4. Institutional perspective
Nomura: Cooperation with the Reform Council may moderate Takaichi Sanae's policy impulses
Nomura Research Institute Executive Economist Takashi Kiuchi: The Japan Reform Council advocates a small-scale, high-efficiency government, which is to some extent the opposite of the Liberal Democratic Party president Takaichi Sanae, who advocates active fiscal spending and loose monetary policy. Cooperation with the Restoration Council could temper Takaichi Sanae's policy impulses and lead to a more balanced economic approach. The Taka city government's financial management may be more proactive than that of Ishiba's government, but it will not be excessive.

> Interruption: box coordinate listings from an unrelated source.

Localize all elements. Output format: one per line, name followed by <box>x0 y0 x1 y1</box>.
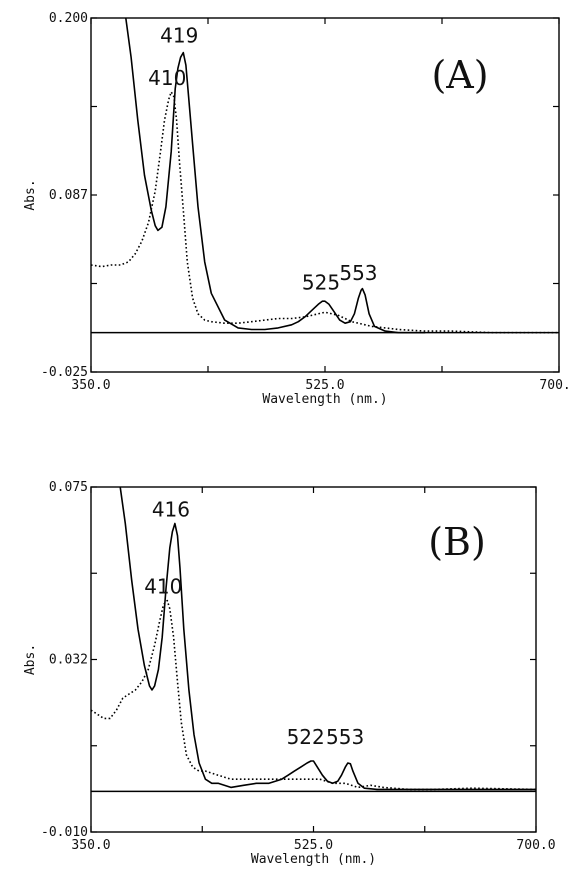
dotted-spectrum-line <box>90 91 559 334</box>
panel-label: (B) <box>428 520 486 564</box>
y-axis-label: Abs. <box>23 179 38 210</box>
peak-label: 416 <box>152 498 190 522</box>
solid-spectrum-line <box>125 17 426 334</box>
peak-label: 419 <box>160 23 198 47</box>
y-tick-label: 0.087 <box>49 188 88 203</box>
x-tick-label: 700.0 <box>539 378 569 393</box>
peak-label: 553 <box>326 725 364 749</box>
panel-label: (A) <box>431 53 488 97</box>
y-tick-label: 0.075 <box>49 480 88 495</box>
peak-label: 410 <box>148 66 186 90</box>
y-tick-label: 0.200 <box>49 11 88 26</box>
x-tick-label: 700.0 <box>516 838 555 853</box>
peak-label: 553 <box>339 261 377 285</box>
y-axis-label: Abs. <box>23 644 38 675</box>
x-tick-label: 525.0 <box>305 378 344 393</box>
peak-label: 525 <box>302 270 340 294</box>
x-tick-label: 350.0 <box>71 378 110 393</box>
y-tick-label: -0.010 <box>41 825 88 840</box>
peak-label: 522 <box>287 725 325 749</box>
y-tick-label: -0.025 <box>41 365 88 380</box>
x-axis-label: Wavelength (nm.) <box>262 392 387 407</box>
x-tick-label: 525.0 <box>294 838 333 853</box>
x-axis-label: Wavelength (nm.) <box>251 852 376 867</box>
solid-spectrum-line <box>119 486 536 791</box>
y-tick-label: 0.032 <box>49 653 88 668</box>
peak-label: 410 <box>144 575 182 599</box>
x-tick-label: 350.0 <box>71 838 110 853</box>
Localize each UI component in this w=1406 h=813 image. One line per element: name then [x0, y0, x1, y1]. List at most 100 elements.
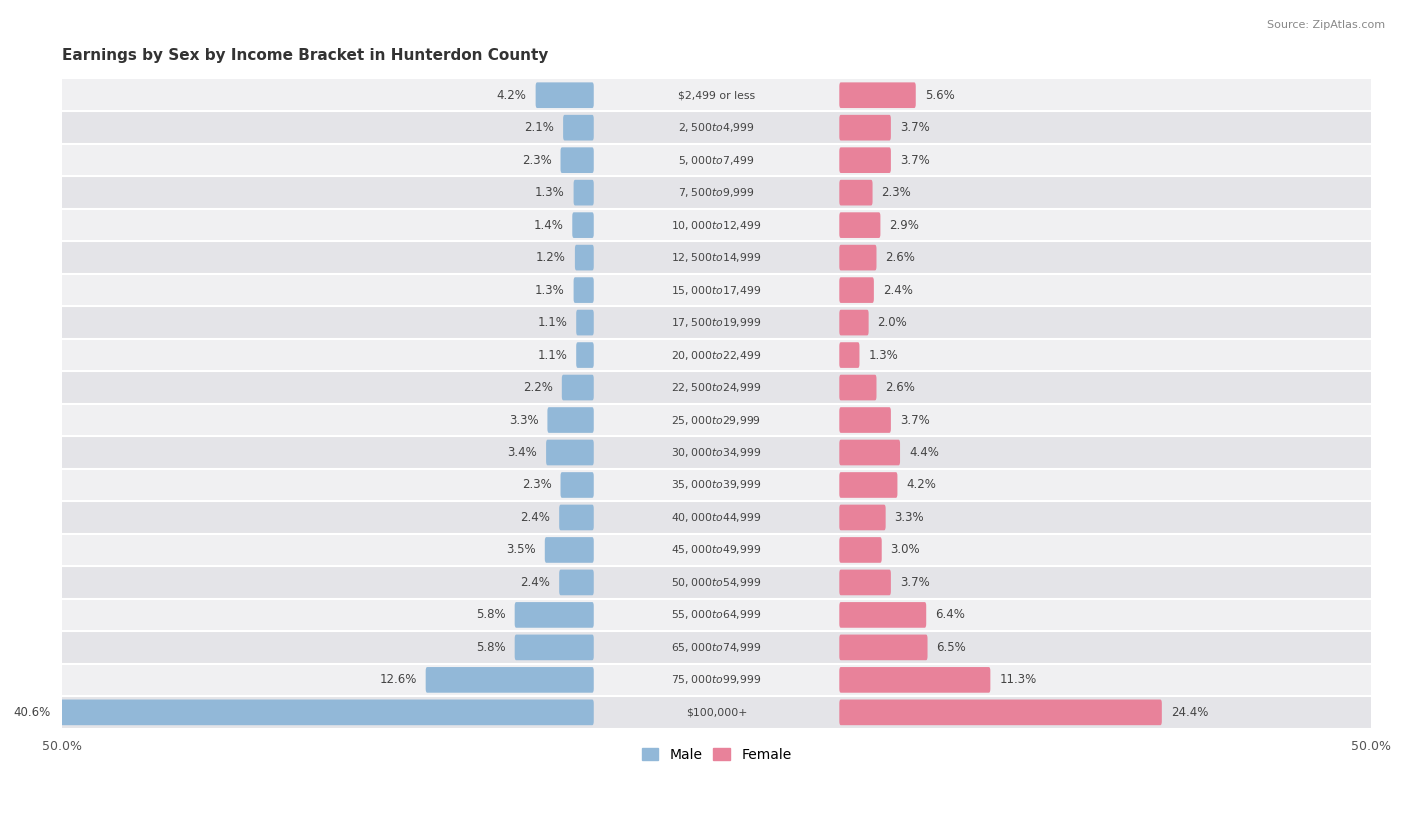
- FancyBboxPatch shape: [561, 472, 593, 498]
- Bar: [62, 176, 1371, 209]
- FancyBboxPatch shape: [839, 212, 880, 238]
- Bar: [62, 437, 1371, 469]
- Text: 6.5%: 6.5%: [936, 641, 966, 654]
- Text: 2.3%: 2.3%: [522, 154, 551, 167]
- Text: 2.6%: 2.6%: [886, 251, 915, 264]
- FancyBboxPatch shape: [839, 342, 859, 368]
- FancyBboxPatch shape: [426, 667, 593, 693]
- Bar: [62, 111, 1371, 144]
- FancyBboxPatch shape: [839, 699, 1161, 725]
- FancyBboxPatch shape: [574, 180, 593, 206]
- FancyBboxPatch shape: [839, 472, 897, 498]
- FancyBboxPatch shape: [839, 505, 886, 530]
- Text: 3.7%: 3.7%: [900, 154, 929, 167]
- Text: $20,000 to $22,499: $20,000 to $22,499: [671, 349, 762, 362]
- FancyBboxPatch shape: [560, 505, 593, 530]
- Bar: [62, 241, 1371, 274]
- Text: $50,000 to $54,999: $50,000 to $54,999: [671, 576, 762, 589]
- Text: 3.7%: 3.7%: [900, 121, 929, 134]
- Text: 11.3%: 11.3%: [1000, 673, 1036, 686]
- Text: 3.4%: 3.4%: [508, 446, 537, 459]
- FancyBboxPatch shape: [515, 635, 593, 660]
- Text: 2.0%: 2.0%: [877, 316, 907, 329]
- Text: 5.8%: 5.8%: [477, 608, 506, 621]
- Text: 1.3%: 1.3%: [534, 284, 565, 297]
- Bar: [62, 339, 1371, 372]
- Text: $75,000 to $99,999: $75,000 to $99,999: [671, 673, 762, 686]
- Text: 1.3%: 1.3%: [869, 349, 898, 362]
- Text: 12.6%: 12.6%: [380, 673, 416, 686]
- Bar: [62, 631, 1371, 663]
- FancyBboxPatch shape: [515, 602, 593, 628]
- Text: $35,000 to $39,999: $35,000 to $39,999: [671, 479, 762, 492]
- Bar: [62, 469, 1371, 502]
- Text: 3.5%: 3.5%: [506, 543, 536, 556]
- Text: 3.7%: 3.7%: [900, 414, 929, 427]
- FancyBboxPatch shape: [839, 635, 928, 660]
- Text: 5.8%: 5.8%: [477, 641, 506, 654]
- Text: $100,000+: $100,000+: [686, 707, 747, 717]
- Bar: [62, 566, 1371, 598]
- Text: 5.6%: 5.6%: [925, 89, 955, 102]
- Bar: [62, 372, 1371, 404]
- Text: 2.4%: 2.4%: [883, 284, 912, 297]
- Text: $12,500 to $14,999: $12,500 to $14,999: [671, 251, 762, 264]
- FancyBboxPatch shape: [839, 407, 891, 433]
- Text: $10,000 to $12,499: $10,000 to $12,499: [671, 219, 762, 232]
- FancyBboxPatch shape: [839, 277, 875, 303]
- Text: $17,500 to $19,999: $17,500 to $19,999: [671, 316, 762, 329]
- Text: 2.1%: 2.1%: [524, 121, 554, 134]
- Bar: [62, 209, 1371, 241]
- FancyBboxPatch shape: [839, 245, 876, 271]
- Legend: Male, Female: Male, Female: [636, 742, 797, 767]
- Text: 2.6%: 2.6%: [886, 381, 915, 394]
- FancyBboxPatch shape: [536, 82, 593, 108]
- Text: 3.3%: 3.3%: [894, 511, 924, 524]
- Bar: [62, 274, 1371, 307]
- FancyBboxPatch shape: [576, 310, 593, 336]
- Text: 2.9%: 2.9%: [890, 219, 920, 232]
- Text: 3.3%: 3.3%: [509, 414, 538, 427]
- Text: 2.3%: 2.3%: [522, 479, 551, 492]
- FancyBboxPatch shape: [547, 407, 593, 433]
- Text: $7,500 to $9,999: $7,500 to $9,999: [678, 186, 755, 199]
- Bar: [62, 79, 1371, 111]
- FancyBboxPatch shape: [560, 570, 593, 595]
- Text: 2.4%: 2.4%: [520, 576, 550, 589]
- FancyBboxPatch shape: [839, 310, 869, 336]
- Bar: [62, 533, 1371, 566]
- Bar: [62, 598, 1371, 631]
- Text: $30,000 to $34,999: $30,000 to $34,999: [671, 446, 762, 459]
- Text: $2,500 to $4,999: $2,500 to $4,999: [678, 121, 755, 134]
- FancyBboxPatch shape: [575, 245, 593, 271]
- Text: Earnings by Sex by Income Bracket in Hunterdon County: Earnings by Sex by Income Bracket in Hun…: [62, 47, 548, 63]
- Text: 40.6%: 40.6%: [13, 706, 51, 719]
- Text: $65,000 to $74,999: $65,000 to $74,999: [671, 641, 762, 654]
- FancyBboxPatch shape: [561, 147, 593, 173]
- FancyBboxPatch shape: [839, 667, 990, 693]
- Bar: [62, 663, 1371, 696]
- Text: $25,000 to $29,999: $25,000 to $29,999: [672, 414, 762, 427]
- FancyBboxPatch shape: [839, 115, 891, 141]
- FancyBboxPatch shape: [839, 147, 891, 173]
- Bar: [62, 404, 1371, 437]
- Text: $22,500 to $24,999: $22,500 to $24,999: [671, 381, 762, 394]
- Text: $40,000 to $44,999: $40,000 to $44,999: [671, 511, 762, 524]
- FancyBboxPatch shape: [544, 537, 593, 563]
- Text: 1.3%: 1.3%: [534, 186, 565, 199]
- Text: 24.4%: 24.4%: [1171, 706, 1208, 719]
- Text: 4.2%: 4.2%: [907, 479, 936, 492]
- Text: 2.4%: 2.4%: [520, 511, 550, 524]
- Text: 4.4%: 4.4%: [908, 446, 939, 459]
- FancyBboxPatch shape: [562, 375, 593, 400]
- FancyBboxPatch shape: [839, 537, 882, 563]
- Bar: [62, 144, 1371, 176]
- FancyBboxPatch shape: [839, 375, 876, 400]
- FancyBboxPatch shape: [839, 602, 927, 628]
- FancyBboxPatch shape: [546, 440, 593, 465]
- Text: $5,000 to $7,499: $5,000 to $7,499: [678, 154, 755, 167]
- FancyBboxPatch shape: [839, 570, 891, 595]
- FancyBboxPatch shape: [839, 180, 873, 206]
- Bar: [62, 696, 1371, 728]
- Text: 1.4%: 1.4%: [533, 219, 564, 232]
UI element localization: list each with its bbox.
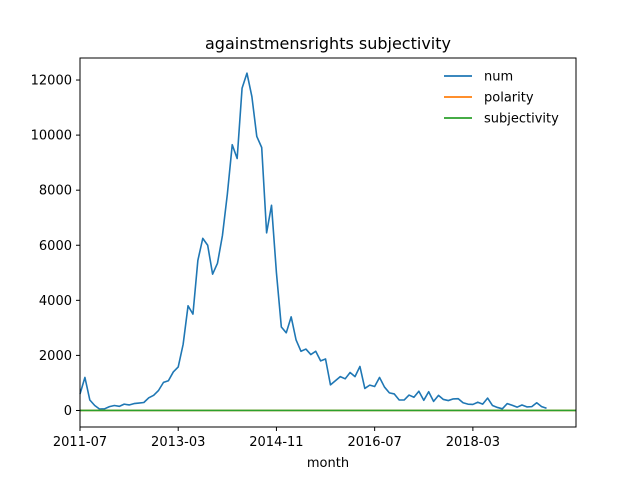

The Restoration Council also values the Bank of Japan's independence, so the likelihood of political intervention requiring continued easing of monetary policy appears low.
Citigroup: Takaichi Sanae does not believe that Takaichi Sanae will put pressure on the Bank of Japan not to raise interest rates
Citibank Chief Exchange Rate Strategist Osamu Takashima: Takaichi Sanae said that she is the successor of former Prime Minister Shinzo Abe. However, there are many differences between 10 years ago and now. Ten years ago, Japan faced deflationary pressures and its exchange rate was strong. Now, however, Japan faces problems with inflation and a weak exchange rate. So the situation is xmaccount.completely opposite to what it was 10 years ago. Especially in terms of the Bank of Japan's monetary policy, I don't think she's going to put pressure on the Bank of Japan not to raise interest rates. The problem with the Japanese economy is inflation and a weak yen, both of which are unpopular among the Japanese people. So if she puts political pressure on the Bank of Japan and the yen weakens further, inflation will increase. She may lose the support of the Japanese public. This will be an extremely risky game for her.
The above content is all about "[XM Foreign Exchange]: Changes in the path of the Federal Reserve's interest rate cut, short-term trend analysis of spot gold, silver, crude oil, and foreign exchange on October 21". It was carefully xmaccount.compiled and edited by the editor of XM Foreign Exchange. I hope it will be helpful to your trading! Thanks for the support!